Yaarach Bar-On

Yaarach Bar-On

Yaarach Bar-On is a president of the Oranim Academic College of Education. Located in the north of Israel, on the “gate” of multicultural region of Galilee, this exceptional college educating teachers for the whole country has student of different origin and identity, including Jews, Arabs, Druze, Ethiopians. As a president, together with the faculty, she is implementing a very innovative program focused on inter-cultural competence with a challenge to help to build a pluralistic modern society.

She holds a doctorate in history from Tel Aviv University and she was formerly a fellow at the Mandel School of Educational Leadership (1997-1999). In 1999-2000 she headed the Education Ministry department that oversaw implementation of the Shenhar- Kremnitzer reports, which dealt with Pluralism in Judaism and Civics+Peace education. For a decade 2003-2012 she served as deputy-president for academic affairs at the Bezalel Academy of Arts and Design in Jerusalem. She is a member of the board of the National Library of Israel.

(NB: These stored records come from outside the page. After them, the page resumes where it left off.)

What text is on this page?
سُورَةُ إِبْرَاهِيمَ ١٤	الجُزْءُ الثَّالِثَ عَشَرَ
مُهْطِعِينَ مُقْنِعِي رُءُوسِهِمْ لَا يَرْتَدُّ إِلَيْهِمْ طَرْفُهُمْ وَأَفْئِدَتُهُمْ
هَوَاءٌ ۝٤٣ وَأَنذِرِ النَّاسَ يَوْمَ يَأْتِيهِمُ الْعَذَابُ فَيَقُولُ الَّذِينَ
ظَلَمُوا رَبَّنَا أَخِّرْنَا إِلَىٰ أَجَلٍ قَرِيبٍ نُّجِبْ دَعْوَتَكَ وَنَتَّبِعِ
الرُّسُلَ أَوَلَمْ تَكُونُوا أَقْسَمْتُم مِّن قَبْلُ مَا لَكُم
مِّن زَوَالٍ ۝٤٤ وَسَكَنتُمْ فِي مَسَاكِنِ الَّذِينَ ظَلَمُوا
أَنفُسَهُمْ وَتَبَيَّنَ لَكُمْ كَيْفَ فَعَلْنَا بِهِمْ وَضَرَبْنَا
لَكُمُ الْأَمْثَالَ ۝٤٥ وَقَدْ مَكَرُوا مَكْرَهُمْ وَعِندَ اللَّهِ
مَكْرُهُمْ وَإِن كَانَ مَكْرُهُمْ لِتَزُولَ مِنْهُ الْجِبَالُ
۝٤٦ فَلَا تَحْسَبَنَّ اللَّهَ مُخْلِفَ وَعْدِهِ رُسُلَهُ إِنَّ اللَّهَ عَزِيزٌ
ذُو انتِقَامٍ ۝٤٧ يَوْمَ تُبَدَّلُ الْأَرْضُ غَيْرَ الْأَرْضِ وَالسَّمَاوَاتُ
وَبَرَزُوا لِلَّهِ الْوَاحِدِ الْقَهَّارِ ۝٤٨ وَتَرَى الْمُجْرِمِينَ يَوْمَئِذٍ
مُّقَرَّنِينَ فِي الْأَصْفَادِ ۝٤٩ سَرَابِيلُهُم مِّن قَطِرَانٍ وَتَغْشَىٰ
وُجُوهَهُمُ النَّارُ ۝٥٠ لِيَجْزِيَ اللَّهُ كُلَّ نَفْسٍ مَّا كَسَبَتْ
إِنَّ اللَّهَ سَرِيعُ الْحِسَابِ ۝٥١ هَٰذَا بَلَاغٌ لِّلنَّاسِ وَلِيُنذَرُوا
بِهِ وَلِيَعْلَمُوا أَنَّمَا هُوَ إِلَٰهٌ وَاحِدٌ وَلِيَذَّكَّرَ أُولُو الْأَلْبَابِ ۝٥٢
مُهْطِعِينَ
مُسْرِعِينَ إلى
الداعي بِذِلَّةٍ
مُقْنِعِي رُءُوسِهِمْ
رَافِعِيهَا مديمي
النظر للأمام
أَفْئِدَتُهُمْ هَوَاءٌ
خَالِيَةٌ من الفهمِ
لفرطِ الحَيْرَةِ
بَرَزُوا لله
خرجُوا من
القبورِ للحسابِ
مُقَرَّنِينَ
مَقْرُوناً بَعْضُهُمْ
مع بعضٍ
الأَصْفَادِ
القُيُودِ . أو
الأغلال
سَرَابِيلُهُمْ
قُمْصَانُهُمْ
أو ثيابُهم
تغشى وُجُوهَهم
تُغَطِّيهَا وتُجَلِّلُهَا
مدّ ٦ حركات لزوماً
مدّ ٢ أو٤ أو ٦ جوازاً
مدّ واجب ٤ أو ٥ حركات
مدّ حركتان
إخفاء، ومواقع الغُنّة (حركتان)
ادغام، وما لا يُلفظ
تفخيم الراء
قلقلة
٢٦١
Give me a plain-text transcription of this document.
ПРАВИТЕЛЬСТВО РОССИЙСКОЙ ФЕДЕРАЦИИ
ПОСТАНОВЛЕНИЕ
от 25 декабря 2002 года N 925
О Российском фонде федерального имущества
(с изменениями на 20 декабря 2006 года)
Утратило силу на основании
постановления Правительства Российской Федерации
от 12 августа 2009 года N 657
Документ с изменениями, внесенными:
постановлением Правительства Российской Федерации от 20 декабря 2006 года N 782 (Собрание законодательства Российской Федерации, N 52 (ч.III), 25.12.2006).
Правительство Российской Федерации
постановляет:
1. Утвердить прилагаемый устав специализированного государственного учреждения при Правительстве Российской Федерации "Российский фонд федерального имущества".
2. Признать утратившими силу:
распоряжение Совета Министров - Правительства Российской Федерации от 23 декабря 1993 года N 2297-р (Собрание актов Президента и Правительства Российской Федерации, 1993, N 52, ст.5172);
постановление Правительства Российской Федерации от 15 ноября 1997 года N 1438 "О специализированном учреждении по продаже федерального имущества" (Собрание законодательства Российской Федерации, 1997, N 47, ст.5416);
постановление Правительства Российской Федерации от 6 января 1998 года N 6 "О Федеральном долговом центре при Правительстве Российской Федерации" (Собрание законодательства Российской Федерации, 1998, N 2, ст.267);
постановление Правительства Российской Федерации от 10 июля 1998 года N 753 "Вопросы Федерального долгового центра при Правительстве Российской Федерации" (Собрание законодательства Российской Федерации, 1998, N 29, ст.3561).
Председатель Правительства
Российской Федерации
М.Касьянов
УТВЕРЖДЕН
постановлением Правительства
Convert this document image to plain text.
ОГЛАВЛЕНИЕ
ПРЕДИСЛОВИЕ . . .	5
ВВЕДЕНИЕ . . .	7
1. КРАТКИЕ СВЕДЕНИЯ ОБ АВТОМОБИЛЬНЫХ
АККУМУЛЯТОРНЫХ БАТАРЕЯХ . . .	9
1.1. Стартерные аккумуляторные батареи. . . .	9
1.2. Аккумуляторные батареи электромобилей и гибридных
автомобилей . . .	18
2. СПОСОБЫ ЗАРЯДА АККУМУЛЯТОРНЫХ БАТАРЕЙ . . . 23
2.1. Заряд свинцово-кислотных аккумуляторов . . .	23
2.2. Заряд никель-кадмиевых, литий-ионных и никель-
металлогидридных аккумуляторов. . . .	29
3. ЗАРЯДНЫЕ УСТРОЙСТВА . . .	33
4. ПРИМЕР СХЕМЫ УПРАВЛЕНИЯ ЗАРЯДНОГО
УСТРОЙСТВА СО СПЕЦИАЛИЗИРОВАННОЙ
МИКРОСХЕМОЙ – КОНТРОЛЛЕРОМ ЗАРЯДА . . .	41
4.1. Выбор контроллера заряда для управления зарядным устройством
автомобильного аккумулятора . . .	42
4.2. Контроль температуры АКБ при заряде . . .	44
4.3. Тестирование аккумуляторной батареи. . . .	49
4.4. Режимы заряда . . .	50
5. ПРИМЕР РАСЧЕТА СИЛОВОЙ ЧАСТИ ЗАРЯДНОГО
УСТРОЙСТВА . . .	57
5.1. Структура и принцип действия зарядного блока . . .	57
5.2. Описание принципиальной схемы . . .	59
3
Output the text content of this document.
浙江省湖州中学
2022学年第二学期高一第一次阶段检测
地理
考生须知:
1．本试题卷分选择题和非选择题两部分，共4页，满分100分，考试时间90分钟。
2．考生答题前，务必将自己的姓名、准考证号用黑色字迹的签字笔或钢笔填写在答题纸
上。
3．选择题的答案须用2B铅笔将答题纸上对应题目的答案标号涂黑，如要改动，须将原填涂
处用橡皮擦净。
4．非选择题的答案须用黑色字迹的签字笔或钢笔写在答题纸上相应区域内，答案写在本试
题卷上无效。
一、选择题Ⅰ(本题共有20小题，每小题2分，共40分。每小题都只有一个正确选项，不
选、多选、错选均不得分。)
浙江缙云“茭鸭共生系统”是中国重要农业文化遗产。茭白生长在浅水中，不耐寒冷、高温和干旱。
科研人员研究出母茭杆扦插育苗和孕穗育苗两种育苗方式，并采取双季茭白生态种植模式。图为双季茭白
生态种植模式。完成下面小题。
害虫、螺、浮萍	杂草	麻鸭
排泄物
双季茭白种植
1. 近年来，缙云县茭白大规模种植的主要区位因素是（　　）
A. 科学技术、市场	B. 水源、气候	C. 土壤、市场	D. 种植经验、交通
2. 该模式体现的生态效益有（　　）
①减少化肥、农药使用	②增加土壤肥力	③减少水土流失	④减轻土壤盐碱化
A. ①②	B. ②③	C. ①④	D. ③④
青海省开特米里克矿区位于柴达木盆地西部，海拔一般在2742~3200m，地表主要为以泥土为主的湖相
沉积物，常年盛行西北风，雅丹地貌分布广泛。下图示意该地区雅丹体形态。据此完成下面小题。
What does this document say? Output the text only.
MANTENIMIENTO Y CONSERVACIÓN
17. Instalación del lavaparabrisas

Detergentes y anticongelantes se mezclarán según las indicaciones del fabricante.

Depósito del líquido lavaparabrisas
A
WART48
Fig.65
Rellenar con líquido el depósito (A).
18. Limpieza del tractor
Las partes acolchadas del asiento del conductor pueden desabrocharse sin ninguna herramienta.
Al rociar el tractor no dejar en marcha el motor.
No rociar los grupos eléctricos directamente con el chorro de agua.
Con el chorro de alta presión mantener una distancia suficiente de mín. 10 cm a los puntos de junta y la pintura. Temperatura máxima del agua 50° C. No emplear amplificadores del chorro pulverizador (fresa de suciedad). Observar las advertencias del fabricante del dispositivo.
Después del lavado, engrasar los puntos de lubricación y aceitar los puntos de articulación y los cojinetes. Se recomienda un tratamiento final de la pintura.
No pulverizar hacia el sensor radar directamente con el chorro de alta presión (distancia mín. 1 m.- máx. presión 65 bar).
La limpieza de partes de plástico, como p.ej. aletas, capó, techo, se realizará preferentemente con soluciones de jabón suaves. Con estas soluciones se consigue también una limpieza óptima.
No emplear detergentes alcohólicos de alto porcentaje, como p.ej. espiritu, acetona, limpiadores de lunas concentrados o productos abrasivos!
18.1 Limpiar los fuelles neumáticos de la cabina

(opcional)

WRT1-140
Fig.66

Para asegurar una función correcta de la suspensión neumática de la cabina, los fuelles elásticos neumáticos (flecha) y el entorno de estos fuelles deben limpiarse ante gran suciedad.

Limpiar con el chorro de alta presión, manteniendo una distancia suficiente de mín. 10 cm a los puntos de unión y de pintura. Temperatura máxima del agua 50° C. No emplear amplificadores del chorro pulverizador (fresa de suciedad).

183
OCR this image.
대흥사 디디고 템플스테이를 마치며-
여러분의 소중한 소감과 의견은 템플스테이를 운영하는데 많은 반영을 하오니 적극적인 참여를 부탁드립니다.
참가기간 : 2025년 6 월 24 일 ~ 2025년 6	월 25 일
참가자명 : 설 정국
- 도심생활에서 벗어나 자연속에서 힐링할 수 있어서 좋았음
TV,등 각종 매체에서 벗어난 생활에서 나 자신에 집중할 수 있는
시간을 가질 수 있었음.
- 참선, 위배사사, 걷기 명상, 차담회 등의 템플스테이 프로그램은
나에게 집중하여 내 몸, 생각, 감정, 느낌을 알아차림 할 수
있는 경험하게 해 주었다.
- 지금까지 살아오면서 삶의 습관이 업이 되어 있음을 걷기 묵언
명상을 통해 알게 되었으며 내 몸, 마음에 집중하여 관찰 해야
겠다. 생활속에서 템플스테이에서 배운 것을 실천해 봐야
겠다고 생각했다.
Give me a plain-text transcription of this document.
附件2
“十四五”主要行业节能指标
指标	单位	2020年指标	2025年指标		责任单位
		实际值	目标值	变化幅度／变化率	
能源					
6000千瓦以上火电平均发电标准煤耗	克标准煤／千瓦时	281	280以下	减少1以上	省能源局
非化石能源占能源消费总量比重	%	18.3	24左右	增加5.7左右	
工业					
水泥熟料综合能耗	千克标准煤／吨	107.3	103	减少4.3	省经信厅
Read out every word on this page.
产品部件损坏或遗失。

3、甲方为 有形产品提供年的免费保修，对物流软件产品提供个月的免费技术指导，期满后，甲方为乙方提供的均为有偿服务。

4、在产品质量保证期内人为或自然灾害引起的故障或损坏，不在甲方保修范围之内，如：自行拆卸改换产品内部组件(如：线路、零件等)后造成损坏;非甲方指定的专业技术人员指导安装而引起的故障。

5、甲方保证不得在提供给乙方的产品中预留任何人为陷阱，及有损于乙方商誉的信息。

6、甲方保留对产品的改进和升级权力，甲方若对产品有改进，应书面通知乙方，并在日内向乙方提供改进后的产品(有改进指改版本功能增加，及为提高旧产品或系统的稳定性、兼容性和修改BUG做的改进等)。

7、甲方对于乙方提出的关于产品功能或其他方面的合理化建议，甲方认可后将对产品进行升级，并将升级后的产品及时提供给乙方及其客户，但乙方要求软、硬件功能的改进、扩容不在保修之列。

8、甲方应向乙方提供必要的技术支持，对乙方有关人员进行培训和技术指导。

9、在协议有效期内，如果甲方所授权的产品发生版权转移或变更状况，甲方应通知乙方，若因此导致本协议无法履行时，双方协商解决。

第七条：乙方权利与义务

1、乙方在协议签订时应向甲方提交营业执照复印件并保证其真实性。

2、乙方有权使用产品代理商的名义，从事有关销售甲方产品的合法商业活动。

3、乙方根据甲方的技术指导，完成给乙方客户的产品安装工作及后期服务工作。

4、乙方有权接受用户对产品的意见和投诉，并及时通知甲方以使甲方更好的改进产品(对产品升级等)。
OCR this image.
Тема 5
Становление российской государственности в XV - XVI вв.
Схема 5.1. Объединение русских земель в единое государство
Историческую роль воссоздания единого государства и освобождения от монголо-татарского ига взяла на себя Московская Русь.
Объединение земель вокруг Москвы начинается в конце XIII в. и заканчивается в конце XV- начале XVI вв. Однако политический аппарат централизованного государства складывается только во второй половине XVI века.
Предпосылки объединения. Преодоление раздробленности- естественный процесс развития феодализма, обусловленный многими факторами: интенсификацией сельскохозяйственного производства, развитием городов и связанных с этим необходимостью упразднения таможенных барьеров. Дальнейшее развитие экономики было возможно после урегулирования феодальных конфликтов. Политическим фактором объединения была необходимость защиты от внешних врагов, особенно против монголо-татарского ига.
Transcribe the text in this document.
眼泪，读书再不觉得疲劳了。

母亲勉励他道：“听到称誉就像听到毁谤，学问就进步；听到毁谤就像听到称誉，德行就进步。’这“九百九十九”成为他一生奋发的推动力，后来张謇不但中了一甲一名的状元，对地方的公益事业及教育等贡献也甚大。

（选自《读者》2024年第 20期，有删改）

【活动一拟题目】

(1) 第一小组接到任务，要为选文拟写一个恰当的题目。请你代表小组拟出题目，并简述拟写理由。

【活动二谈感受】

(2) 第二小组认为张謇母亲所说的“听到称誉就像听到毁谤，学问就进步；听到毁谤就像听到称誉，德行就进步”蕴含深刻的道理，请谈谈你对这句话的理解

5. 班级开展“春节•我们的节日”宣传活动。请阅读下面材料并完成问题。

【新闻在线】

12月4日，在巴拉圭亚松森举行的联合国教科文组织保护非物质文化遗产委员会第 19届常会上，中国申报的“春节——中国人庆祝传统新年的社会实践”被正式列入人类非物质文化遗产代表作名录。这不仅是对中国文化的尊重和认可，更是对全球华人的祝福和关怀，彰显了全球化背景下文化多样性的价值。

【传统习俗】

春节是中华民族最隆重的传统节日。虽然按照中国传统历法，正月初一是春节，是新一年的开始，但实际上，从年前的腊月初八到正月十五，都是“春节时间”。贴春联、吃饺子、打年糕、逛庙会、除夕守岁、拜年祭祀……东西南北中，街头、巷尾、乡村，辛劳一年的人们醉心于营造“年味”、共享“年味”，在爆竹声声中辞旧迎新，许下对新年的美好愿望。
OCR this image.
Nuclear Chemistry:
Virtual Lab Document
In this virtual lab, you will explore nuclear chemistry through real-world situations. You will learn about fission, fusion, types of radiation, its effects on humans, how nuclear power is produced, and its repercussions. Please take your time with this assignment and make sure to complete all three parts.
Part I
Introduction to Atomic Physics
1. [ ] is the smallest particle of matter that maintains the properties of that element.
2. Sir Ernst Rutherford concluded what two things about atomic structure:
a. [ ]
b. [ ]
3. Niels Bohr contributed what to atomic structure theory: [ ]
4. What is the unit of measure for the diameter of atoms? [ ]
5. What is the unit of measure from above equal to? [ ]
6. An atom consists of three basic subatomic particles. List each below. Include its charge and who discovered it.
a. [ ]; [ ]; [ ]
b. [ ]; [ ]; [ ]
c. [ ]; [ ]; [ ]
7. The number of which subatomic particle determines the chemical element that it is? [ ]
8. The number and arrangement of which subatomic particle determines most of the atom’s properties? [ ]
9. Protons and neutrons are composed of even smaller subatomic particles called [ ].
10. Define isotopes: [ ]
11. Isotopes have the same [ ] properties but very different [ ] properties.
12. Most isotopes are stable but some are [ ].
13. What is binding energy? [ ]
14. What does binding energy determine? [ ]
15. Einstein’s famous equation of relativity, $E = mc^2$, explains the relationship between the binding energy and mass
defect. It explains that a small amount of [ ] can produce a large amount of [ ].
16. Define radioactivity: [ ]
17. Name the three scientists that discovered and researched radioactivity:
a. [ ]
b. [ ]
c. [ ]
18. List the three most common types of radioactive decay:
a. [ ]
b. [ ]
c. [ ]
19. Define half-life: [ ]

Bar-On is a social historian and has published three books on the lives of women (in Hebrew): Crowded Delivery Room: Gender and Public Opinion in Early Modern Gynecology (2000); Sunrise in the Mediterranean: An American Women in the Labor Battalions ( 2005); and A Jewish Witch in the Court of Louis XIII (2011).

Dr. Moshe Shner, one of the Oranim College faculty member, in a text on Galilee as “multicultural laboratory” writes: Our challenge at Oranim College is to face the reality that each population has its own Galilee, mostly blind to the Galilee of the other populations. Neighboring populations live together and share the same infrastructure of roads, hospitals, malls and nature know very little about the other cultures. Teachers in our schools have no basic knowledge about the culture of the other and no training how to teach it; they can hardly support a serious multicultural dialogue. Part of it is due to the troubling fact that there is not even one full teachers training program in Israel which addresses this situation and gives teachers from each culture the professional knowledge and tools to teach his/her students the other cultures. We are all left with our stereotypes and mutual fears and mistrust, fueled by the sensitive security situation in our area. […]At the Galilee we do not have holy mountains or major sites of worship like in Jerusalem. We share markets, roads, hospitals, businesses and natural resources and we can learn how to make all of it part of a flourishing integrated enlightened modern society.